A três dias da decisão no segundo turno das eleições, o governador licenciado e candidato à reeleição pela coligação Paraná Forte (PMDB/PSC), consolidou ontem o apoio de 10 vereadores de Londrina. Os apoios dos parlamentares onde Requião teve o pior desempenho entre os cinco maiores colégios eleitorais do Estado no primeiro turno foram acertados ontem em uma reunião - a portas fechadas - em um hotel da cidade.
''O apoio de dez vereadores de Londrina à nossa candidatura neste segundo turno é o instrumento de contato permanente com a Câmara Municipal para resolver problemas da cidade e a instalação da Região Metropolitana de Londrina'', disse Requião. Requião também fez campanha ontem em Apucarana, Arapongas, Cambé e Rolândia. ''Extremamente oportuna (a declaração de apoio). É o momento que a gente precisa dela'', complementou.
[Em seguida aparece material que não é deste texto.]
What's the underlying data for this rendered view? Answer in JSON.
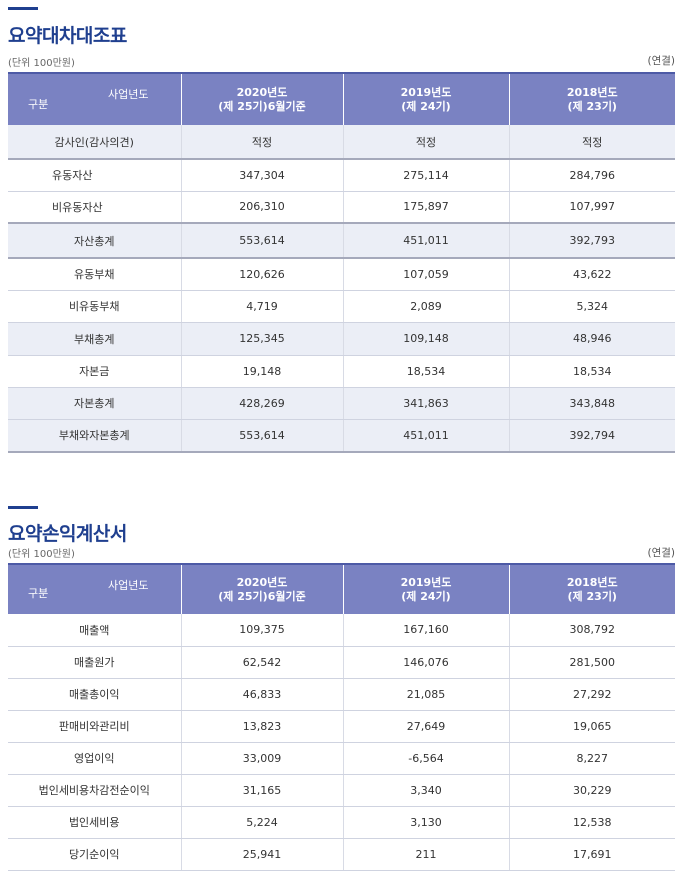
{
  "balance": {
    "title": "요약대차대조표",
    "unit": "(단위 100만원)",
    "consolidated": "(연결)",
    "corner_top": "사업년도",
    "corner_bottom": "구분",
    "columns": [
      {
        "line1": "2020년도",
        "line2": "(제 25기)6월기준"
      },
      {
        "line1": "2019년도",
        "line2": "(제 24기)"
      },
      {
        "line1": "2018년도",
        "line2": "(제 23기)"
      }
    ],
    "rows": [
      {
        "label": "감사인(감사의견)",
        "values": [
          "적정",
          "적정",
          "적정"
        ]
      },
      {
        "label": "유동자산",
        "values": [
          "347,304",
          "275,114",
          "284,796"
        ]
      },
      {
        "label": "비유동자산",
        "values": [
          "206,310",
          "175,897",
          "107,997"
        ]
      },
      {
        "label": "자산총계",
        "values": [
          "553,614",
          "451,011",
          "392,793"
        ]
      },
      {
        "label": "유동부채",
        "values": [
          "120,626",
          "107,059",
          "43,622"
        ]
      },
      {
        "label": "비유동부채",
        "values": [
          "4,719",
          "2,089",
          "5,324"
        ]
      },
      {
        "label": "부채총계",
        "values": [
          "125,345",
          "109,148",
          "48,946"
        ]
      },
      {
        "label": "자본금",
        "values": [
          "19,148",
          "18,534",
          "18,534"
        ]
      },
      {
        "label": "자본총계",
        "values": [
          "428,269",
          "341,863",
          "343,848"
        ]
      },
      {
        "label": "부채와자본총계",
        "values": [
          "553,614",
          "451,011",
          "392,794"
        ]
      }
    ]
  },
  "income": {
    "title": "요약손익계산서",
    "unit": "(단위 100만원)",
    "consolidated": "(연결)",
    "corner_top": "사업년도",
    "corner_bottom": "구분",
    "columns": [
      {
        "line1": "2020년도",
        "line2": "(제 25기)6월기준"
      },
      {
        "line1": "2019년도",
        "line2": "(제 24기)"
      },
      {
        "line1": "2018년도",
        "line2": "(제 23기)"
      }
    ],
    "rows": [
      {
        "label": "매출액",
        "values": [
          "109,375",
          "167,160",
          "308,792"
        ]
      },
      {
        "label": "매출원가",
        "values": [
          "62,542",
          "146,076",
          "281,500"
        ]
      },
      {
        "label": "매출총이익",
        "values": [
          "46,833",
          "21,085",
          "27,292"
        ]
      },
      {
        "label": "판매비와관리비",
        "values": [
          "13,823",
          "27,649",
          "19,065"
        ]
      },
      {
        "label": "영업이익",
        "values": [
          "33,009",
          "-6,564",
          "8,227"
        ]
      },
      {
        "label": "법인세비용차감전순이익",
        "values": [
          "31,165",
          "3,340",
          "30,229"
        ]
      },
      {
        "label": "법인세비용",
        "values": [
          "5,224",
          "3,130",
          "12,538"
        ]
      },
      {
        "label": "당기순이익",
        "values": [
          "25,941",
          "211",
          "17,691"
        ]
      }
    ]
  }
}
Além dos dois vereadores do PMDB Osvaldo Bergamin e Henrique Barros, Flávio Vedoato (PSC, partido coligado na majoritária) e os três do PT Gláudio Lima, Maria Angela Santini e Lourival Germano, que já haviam formalizado o apoio, assumiram posicionamento com o governador licenciado o presidente da Câmara, Orlando Bonilha (PL), Jamil Janene (PL), Marcos Defreitas (sem partido), e Tercílio Turini (PPS). O vereador licenciado Paulo Arildo (PPS) e Sidney de Souza (PTB), também participaram da reunião. Souza, que é filiado ao PTB, partido coligado ao PDT de Osmar, foi o único a não declarar apoio a Requião. ''Vim ouvir o governador'', se esquivou Souza antes de entrar na reunião.
Dentre os vereadores presentes na reunião, alguns também se reuniram no dia 13 com Osmar Dias, candidato da coligação Paraná da Verdade (PDT/PP/PTB/PSB/PTC/PTN/PMN/PRONA/PTdoB), em que foi discutido o apoio. Na ocasião, o presidente da Câmara, Orlando Bonilha (PL), justificou sua presença na reunião à decisão do partido em apoiar o pedetista. ''A gente nunca deixou de reconhecer o trabalho que o governador tem feito. Se eu falar que eu não estou apoiando, não estou sendo receptivo, em espécie alguma, então pode-se dizer que é um apoio sim'', falou Bonilha ontem.
Defreitas, que também participou das duas reuniões, disse que levou em consideração as propostas para definir o apoio. ''Particularmente optei em função dos compromissos que o governador já assumiu e tem assumido com a cidade de Londrina'', justificou.
Tercílio Turini (PPS) também está indo contra a opção do partido. ''Embora o PPS tenha definido o apoio a nível estadual para o Osmar Dias, aqui em Londrina, nós contatamos alguns companheiros e acabamos definindo apoio ao Requião. Não é o partido, são pessoas'', justificou.
Durante o discurso para dezenas de lideranças reunidas no hotel, Requião repetiu a mais famosa promessa da campanha de 2002. ''É a velha história. Ou o pedágio acaba ou abaixa. Significa que não podemos aceitar os preços absurdos cobrados pelas concessionárias. Continuamos com 38 ações de contestação, e seis administrativas'', disse.